ABSTRACT Since the mid-1990s, the Free Burma Rangers (FBR) – a self-defined ‘multi-ethnic humanitarian movement’ operating in Myanmar, Iraq, Syria, and South Sudan – has supported and trained rebel movements and civil society organisations to create spaces of relief and rescue in war zones at the frontiers of their polities. Central to the FBR’s logic and praxis is the use and governing of weapons as military means in order to ‘immunise’ communities of the oppressed from violence. Aside from their politically disputed character, this article takes the activities of the FBR as an entry point to ask: how are the relations between weapons and humans governed in war frontiers? And how does the management of military means reproduce different forms of political community with their political space?
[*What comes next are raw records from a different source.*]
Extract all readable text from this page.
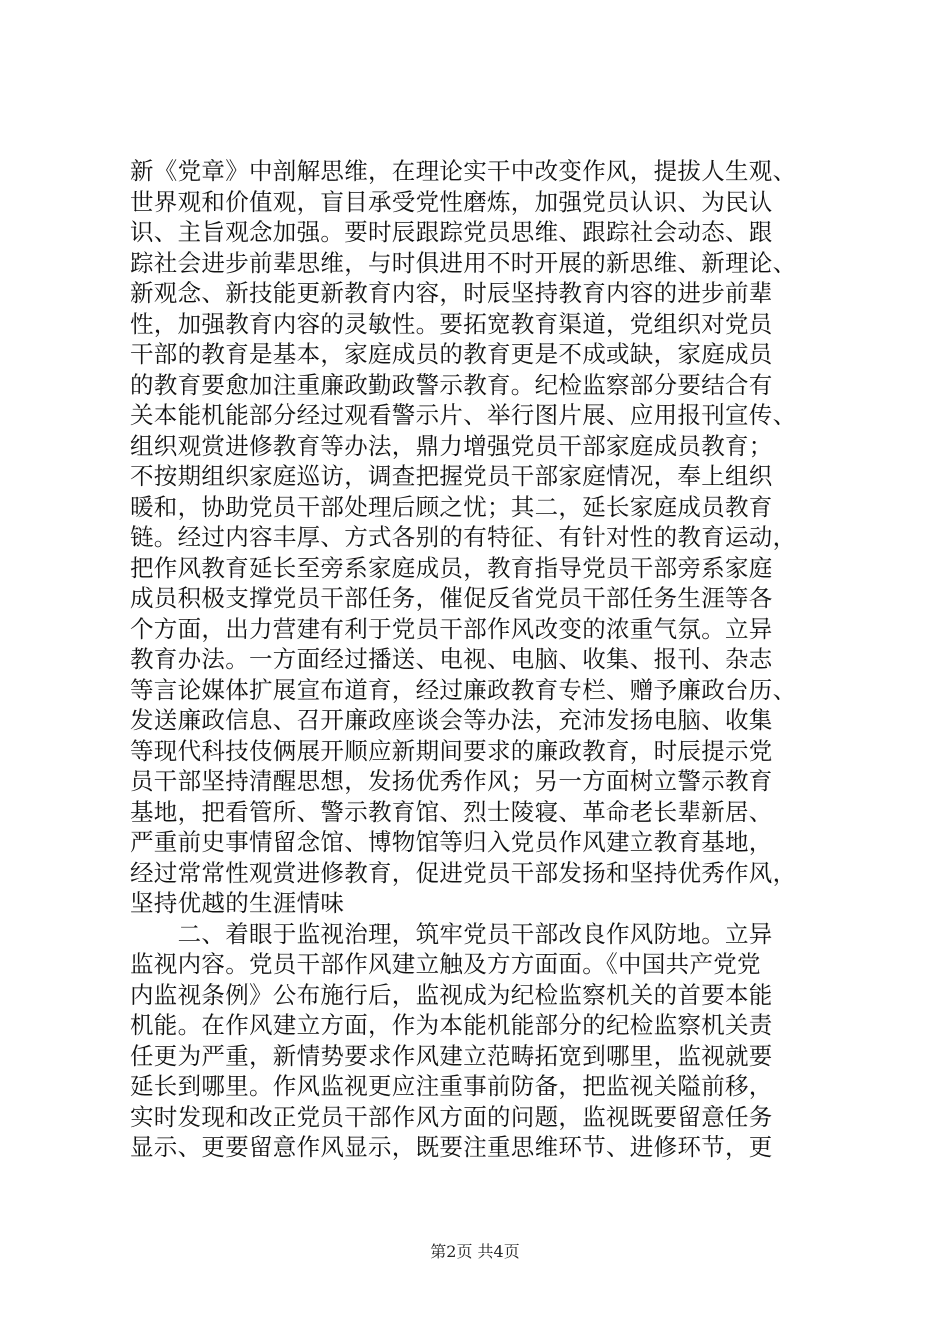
新《党章》中剖解思维，在理论实干中改变作风，提拔人生观、
世界观和价值观，盲目承受党性磨炼，加强党员认识、为民认
识、主旨观念加强。要时辰跟踪党员思维、跟踪社会动态、跟
踪社会进步前辈思维，与时俱进用不时开展的新思维、新理论、
新观念、新技能更新教育内容，时辰坚持教育内容的进步前辈
性，加强教育内容的灵敏性。要拓宽教育渠道，党组织对党员
干部的教育是基本，家庭成员的教育更是不成或缺，家庭成员
的教育要愈加注重廉政勤政警示教育。纪检监察部分要结合有
关本能机能部分经过观看警示片、举行图片展、应用报刊宣传、
组织观赏进修教育等办法，鼎力增强党员干部家庭成员教育；
不按期组织家庭巡访，调查把握党员干部家庭情况，奉上组织
暖和，协助党员干部处理后顾之忧；其二，延长家庭成员教育
链。经过内容丰厚、方式各别的有特征、有针对性的教育运动，
把作风教育延长至旁系家庭成员，教育指导党员干部旁系家庭
成员积极支撑党员干部任务，催促反省党员干部任务生涯等各
个方面，出力营建有利于党员干部作风改变的浓重气氛。立异
教育办法。一方面经过播送、电视、电脑、收集、报刊、杂志
等言论媒体扩展宣布道育，经过廉政教育专栏、赠予廉政台历、
发送廉政信息、召开廉政座谈会等办法，充沛发扬电脑、收集
等现代科技伎俩展开顺应新期间要求的廉政教育，时辰提示党
员干部坚持清醒思想，发扬优秀作风；另一方面树立警示教育
基地，把看管所、警示教育馆、烈士陵寝、革命老长辈新居、
严重前史事情留念馆、博物馆等归入党员作风建立教育基地，
经过常常性观赏进修教育，促进党员干部发扬和坚持优秀作风，
坚持优越的生涯情味
　　二、着眼于监视治理，筑牢党员干部改良作风防地。立异
监视内容。党员干部作风建立触及方方面面。《中国共产党党
内监视条例》公布施行后，监视成为纪检监察机关的首要本能
机能。在作风建立方面，作为本能机能部分的纪检监察机关责
任更为严重，新情势要求作风建立范畴拓宽到哪里，监视就要
延长到哪里。作风监视更应注重事前防备，把监视关隘前移，
实时发现和改正党员干部作风方面的问题，监视既要留意任务
显示、更要留意作风显示，既要注重思维环节、进修环节，更
第2页 共4页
Situating these questions in political geography’s literature on frontiers, the article brings in dialogue Roberto Esposito’s analysis on the relationship between violence and (political/impolitical) community with critical approaches on weapons in security studies to show how violence, frontier, and community stand in a co-constitutive relation. Rather than looking at violence and military means as an instrument for the territorialisation of an ideological-political project at the frontier, I analyse the frontier as a politico-military device consubstantial to a political community with its biological body and political space. Drawing from fieldwork methods, I argue that the governing of human-firearms relations constitutes the political community and the human subjectivities part of it by producing frontiers as zones of distinction and encounter between the civilised and the ‘not yet’. The paper contributes to the literature in three ways. First, it empirically substantiates the co-constitutive rather than instrumental relation between violence and the frontier. Second, it shows how the immunitary apparatuses that govern the encounters between humans and weapons, in shaping the political community, shape also ‘the dehumanisation of Man’s human Others’. Third, zooming onto the life experiences of activists taking part to FBR and resistance forces, it differentiates between the political and impolitical forms of community produced by managing violence.